I never said forgiving was easy. ;)

You are taking all of the right steps and you're doing great! We can't force these things, even if we want to. My post was simply a word of warning from one who understands, not an attack of any kind.

You've been through a lot. You're an incredibly strong person. You can do this!
 
[DLMURL="https://www.myptsd.com/c/members/annie-b.14798/"]Annie B[/DLMURL]
Thank you, first I wanted to say I did not take your words as an attack of any kind. I was just wanting to reply to what you said.

Thank you for sharing, sometimes when I read what others have been through I think, dang girl you didn't have it that bad.

I wasn't raped, or beaten or brutalized in my home growing up, however getting death threats from your mother several times a year when you are growing up...well it makes it very hard to feel safe in the world. It is hard to trust anybody when that one person who you are supposed to turn to above all else, when you are a child, is scary and threatening and unavailable.

Thank you for your words of support as well, even though I don't feel strong at times I realize to have been through all I have been through I must be strong.

I wasn't sexually molested in my home but I was in school all the time.
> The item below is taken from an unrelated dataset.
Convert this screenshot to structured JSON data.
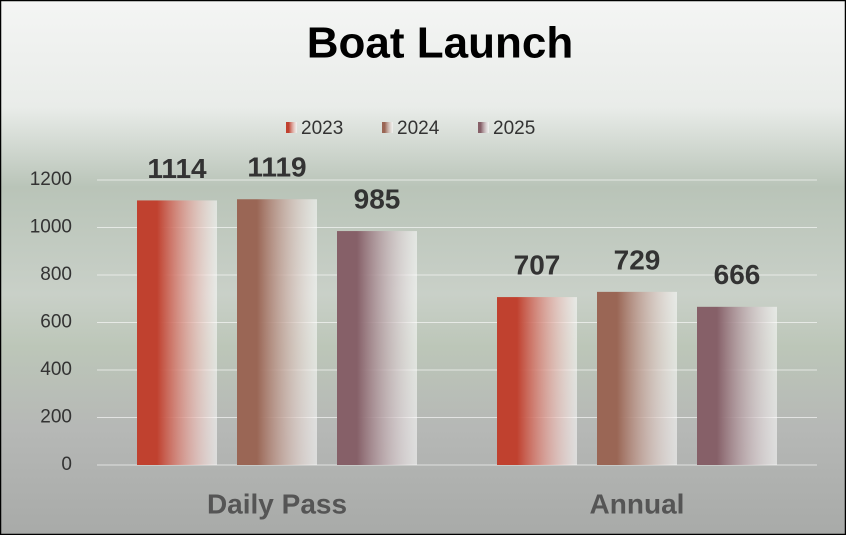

Ironically even though my dad insisted I was a boy, I wasn't even close. People used to describe me as angelic even with short hair. I had these beautiful big ice blue eyes, pale blond hair (you know the kind that it seems every woman dyes her hair to try and emulate?) and this pale china doll skin. I was so beautiful. I looked ethereal like a fairy or something. I didn't believe I was beautiful back then my father would tell me over and over that I was never going to be beautiful and I believed him. It made the sexual abuse even harder to handle because I couldn't understand why all the boys wanted to be with "dog face".

However, when I go back and look at the pictures of myself I don't' have a clue as to what my father was talking about.